青磁なのだが青ではない。どちらかというと緑だ。古いカラー見本を引っ張り出して照合してみると青磁色というのがあるが白すぎる。浅緑、生竹(おいたけ)寂浅葱(さびあさぎ)木賊色(とくさ)。どれも、濃過ぎ、蒼すぎ、明るすぎるが、色の表現というのは面白い。
装飾には陰と陽、二つの手法が使われていて、陰刻によって流水を、陽刻によって二匹の魚が中央に巴の形に配された図柄だ。裏を返すと、高台から放射状に波型の凹凸ができていて凹んだところに釉薬が溜り、花びらのような模様を形成する。縁は雲形に波を打ち外へ向けて程よく反る。
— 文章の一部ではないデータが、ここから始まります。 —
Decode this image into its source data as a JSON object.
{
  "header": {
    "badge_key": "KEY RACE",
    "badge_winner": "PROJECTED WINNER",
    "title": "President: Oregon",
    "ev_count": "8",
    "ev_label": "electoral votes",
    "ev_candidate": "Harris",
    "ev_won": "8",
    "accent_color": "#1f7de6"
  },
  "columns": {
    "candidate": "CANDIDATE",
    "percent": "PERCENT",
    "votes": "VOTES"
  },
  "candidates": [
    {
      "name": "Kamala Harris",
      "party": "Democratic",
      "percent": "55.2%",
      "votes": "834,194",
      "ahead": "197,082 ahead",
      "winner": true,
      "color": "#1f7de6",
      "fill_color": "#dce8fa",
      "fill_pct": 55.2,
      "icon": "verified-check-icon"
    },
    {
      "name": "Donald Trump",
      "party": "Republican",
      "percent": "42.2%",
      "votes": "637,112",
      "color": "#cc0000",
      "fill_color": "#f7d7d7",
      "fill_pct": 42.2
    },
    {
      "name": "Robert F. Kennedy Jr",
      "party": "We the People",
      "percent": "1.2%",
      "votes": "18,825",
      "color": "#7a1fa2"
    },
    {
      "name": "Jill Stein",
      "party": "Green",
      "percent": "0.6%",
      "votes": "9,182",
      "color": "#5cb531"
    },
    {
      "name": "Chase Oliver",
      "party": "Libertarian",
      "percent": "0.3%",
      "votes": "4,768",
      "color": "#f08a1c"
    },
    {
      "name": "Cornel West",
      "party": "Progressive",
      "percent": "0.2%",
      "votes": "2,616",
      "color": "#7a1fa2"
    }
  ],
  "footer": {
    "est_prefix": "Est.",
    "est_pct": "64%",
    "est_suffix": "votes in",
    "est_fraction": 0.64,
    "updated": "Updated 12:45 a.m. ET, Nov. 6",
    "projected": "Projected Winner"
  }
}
青磁の青は鉄とか鉛、或いは銅の発色で生まれる。磁器は地をきめの細かいガラス質の土で白く焼き上げるので釉薬の色が映える。
備前とか信楽などの土物の灰(燃料の木の灰)を被ってできた自然釉溜りをよく見ると、緑色を帯びたガラス質であったりする。私は秘色とか青瓷(あおし)の青は木灰によるものだと思っていて、のちに調合によって作られたにしろ自然が発色した色であるから惹かれるのだと信じている。
ベトナムの民芸品屋の隅に、少々難あり品としてよけられた皿が、憧れの翠沼の湖面のような輝きをまとってあるのを見つけた時、買わずにいられなかった言い訳。ほんとやすかったんだから!